That is the question a paper by Anirban Basu (2023) in Science Advances attempts to answer. A key assumption the article makes is that race is a social and not a biological construct. Basu justifies this assumption by stating that “the vast majority of genetic variation associated with race-specific traits exists within racial groups and not between them.”
The study also uses an ‘equality of opportunity’ framework. This approach has been widely used in economics (see Roemer 2002, Becker 1971) as well as in other fields. Basically, in the EO framework, outcomes depend on individuals have circumstances (e.g., age, gender, race, parental income) that are largely outside of their control of individuals as well as their own efforts. There is inequality of opportunity whenever outcomes differ across circumstances when effort is held constant.
The Basu paper, however, notes that effort may not be a full choice variable as there may be barriers to individuals making efforts–particularly in the past–which could accumulate and change circumstance over time and result in worse health outcomes even with identical efforts in the current period. He writes:
…the dynamic health production functions for outcomes, which are the prediction targets, include the legacy effects of biological and nonbiological outcomes and current individual efforts. Several social determinants and systemic racism shape these efforts. When invoking E.O. [equality of opportunity], inequality of outcomes arising from (future) individual efforts should not be driving current prescriptive resource allocation at the individual level. This is because the opportunity to improve outcomes from baseline should be equally available to everyone, irrespective of whether anyone seizes those opportunities to produce better outcomes.

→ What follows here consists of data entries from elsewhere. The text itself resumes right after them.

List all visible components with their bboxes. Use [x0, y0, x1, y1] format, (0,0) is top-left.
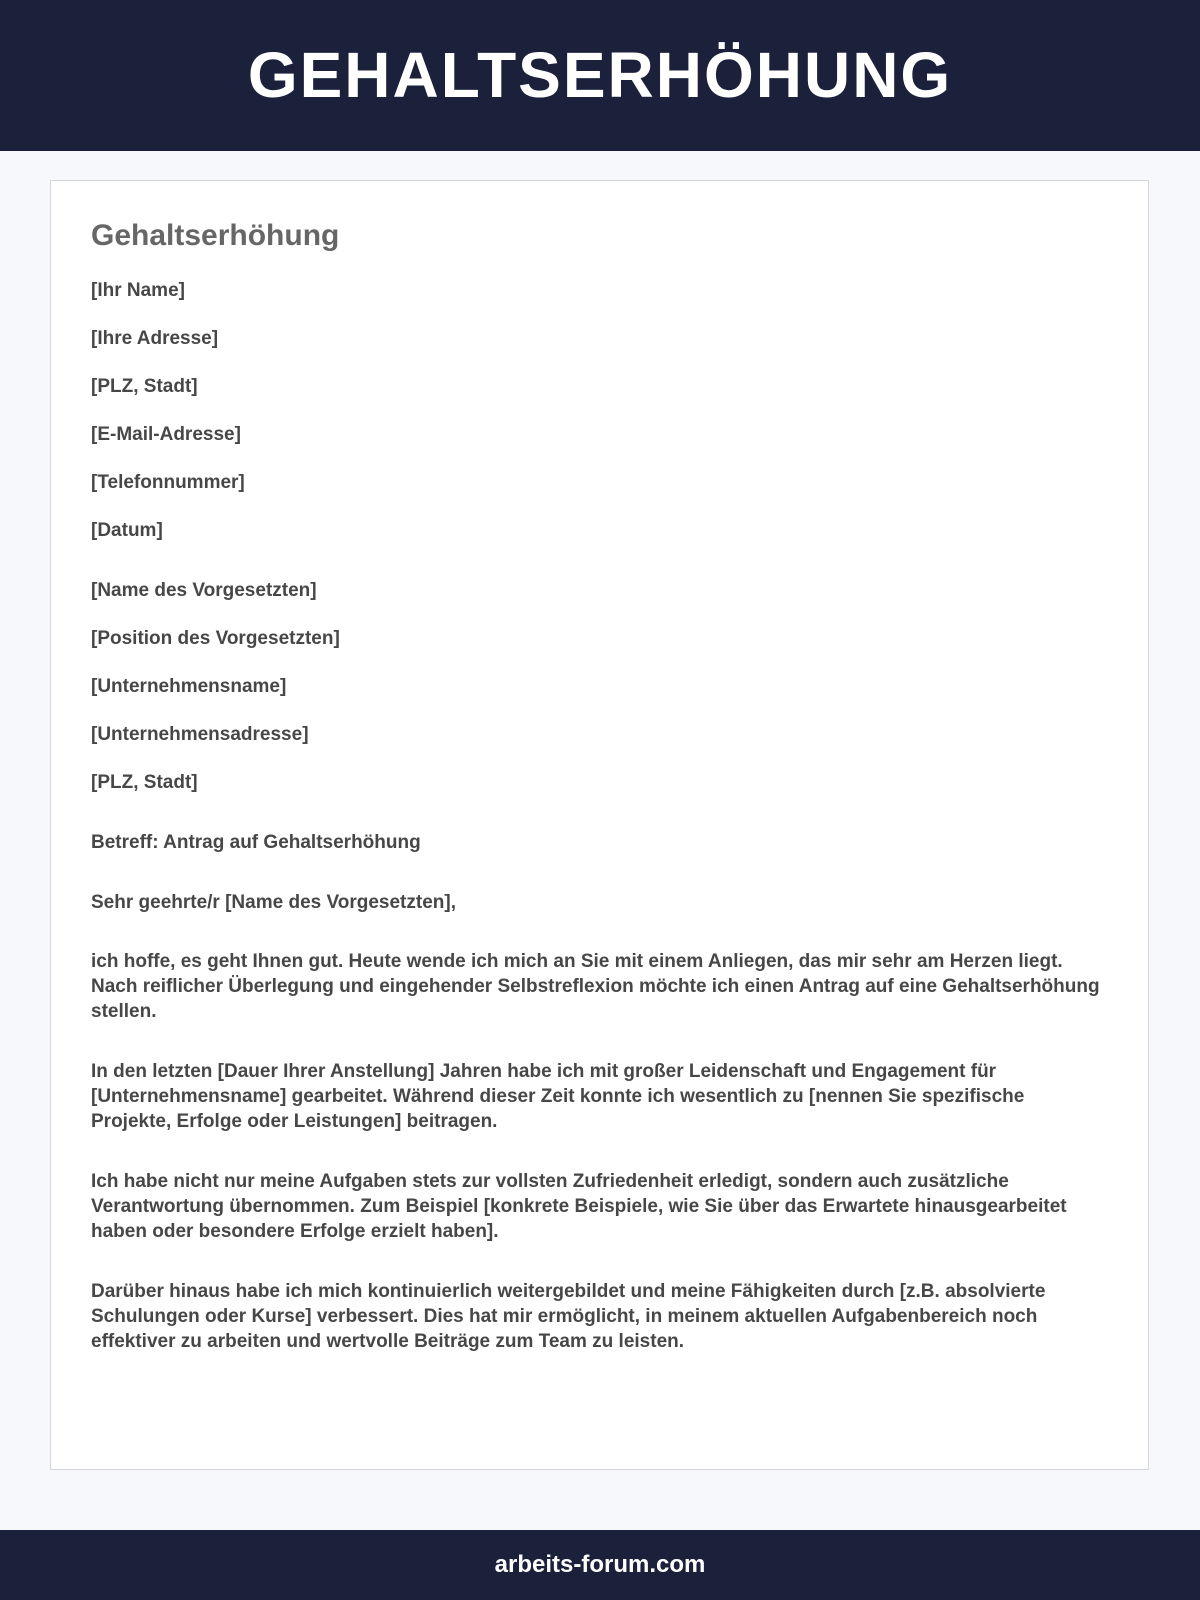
recipient-position: [Position des Vorgesetzten]: [91, 628, 340, 649]
letter-heading: Gehaltserhöhung: [91, 219, 340, 252]
letter-paragraph-1: ich hoffe, es geht Ihnen gut. Heute wende ich mich an Sie mit einem Anliegen, das mir sehr am Herzen liegt. Nach reiflicher Überlegung und eingehender Selbstreflexion möchte ich einen Antrag auf eine Gehaltserhöhung stellen.: [91, 951, 1100, 1022]
letter-subject: Betreff: Antrag auf Gehaltserhöhung: [91, 832, 421, 853]
letter-card: [50, 180, 1149, 1470]
sender-email: [E-Mail-Adresse]: [91, 424, 241, 445]
recipient-company: [Unternehmensname]: [91, 676, 287, 697]
footer-site-name: arbeits-forum.com: [494, 1551, 706, 1578]
recipient-city: [PLZ, Stadt]: [91, 772, 198, 793]
letter-paragraph-2: In den letzten [Dauer Ihrer Anstellung] Jahren habe ich mit großer Leidenschaft und Engagement für [Unternehmensname] gearbeitet. Während dieser Zeit konnte ich wesentlich zu [nennen Sie spezifische Projekte, Erfolge oder Leistungen] beitragen.: [91, 1061, 1025, 1132]
sender-phone: [Telefonnummer]: [91, 472, 245, 493]
banner-title: GEHALTSERHÖHUNG: [247, 38, 953, 111]
footer-bar: [0, 1530, 1200, 1600]
letter-paragraph-3: Ich habe nicht nur meine Aufgaben stets zur vollsten Zufriedenheit erledigt, sondern auch zusätzliche Verantwortung übernommen. Zum Beispiel [konkrete Beispiele, wie Sie über das Erwartete hinausgearbeitet haben oder besondere Erfolge erzielt haben].: [91, 1171, 1067, 1242]
header-banner: [0, 0, 1200, 151]
sender-city: [PLZ, Stadt]: [91, 376, 198, 397]
letter-salutation: Sehr geehrte/r [Name des Vorgesetzten],: [91, 892, 456, 913]
sender-address: [Ihre Adresse]: [91, 328, 219, 349]
sender-name: [Ihr Name]: [91, 280, 185, 301]
letter-date: [Datum]: [91, 520, 163, 541]
recipient-name: [Name des Vorgesetzten]: [91, 580, 317, 601]
letter-paragraph-4: Darüber hinaus habe ich mich kontinuierlich weitergebildet und meine Fähigkeiten durch [z.B. absolvierte Schulungen oder Kurse] verbessert. Dies hat mir ermöglicht, in meinem aktuellen Aufgabenbereich noch effektiver zu arbeiten und wertvolle Beiträge zum Team zu leisten.: [91, 1281, 1046, 1352]
recipient-address: [Unternehmensadresse]: [91, 724, 309, 745]
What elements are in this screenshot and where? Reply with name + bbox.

Graphically, the paper uses the dynamic framework below.
Basu concludes that whether race should be included in clinical prediction algorithms depends on the goal of the algorithm.
…in practical settings, failure to include race corrections will propagate systemic inequities and discrimination in any diagnostic model and specific prognostic models that inform decisions by invoking an ex ante compensation principle. In contrast, including race in prognostic models that inform resource allocations following an ex ante reward principle can compromise the equality of opportunities for patients from different races. In such settings, race is likely to proxy for differential efforts across these groups, which unobserved differential circumstances can shape. Even when race is not included, discrimination is likely to be part of any algorithms predicting future outcomes used to devise an ex-ante reward policy, although including race exacerbates this problem.
The article includes both formal derivations of cases when it is and is not acceptable to include race/ethnicity in a clinical algorithm depending on whether it is a diagnostic (current) or prognostic (future prediction) algorithm and whether the algorithm is used to identify current issues, or reward performance. For instance, CMS largely has not included race in value-based provider reimbursement since doing so would cause quality of care standards to vary by race; however CMS does track retrospectively differences in health outcomes across races to identify potential issues as a diagnostic tool, however. The paper also uses a simulation model to examine how the dynamics in the figure above can manifest itself when effort itself is differentially rewarded.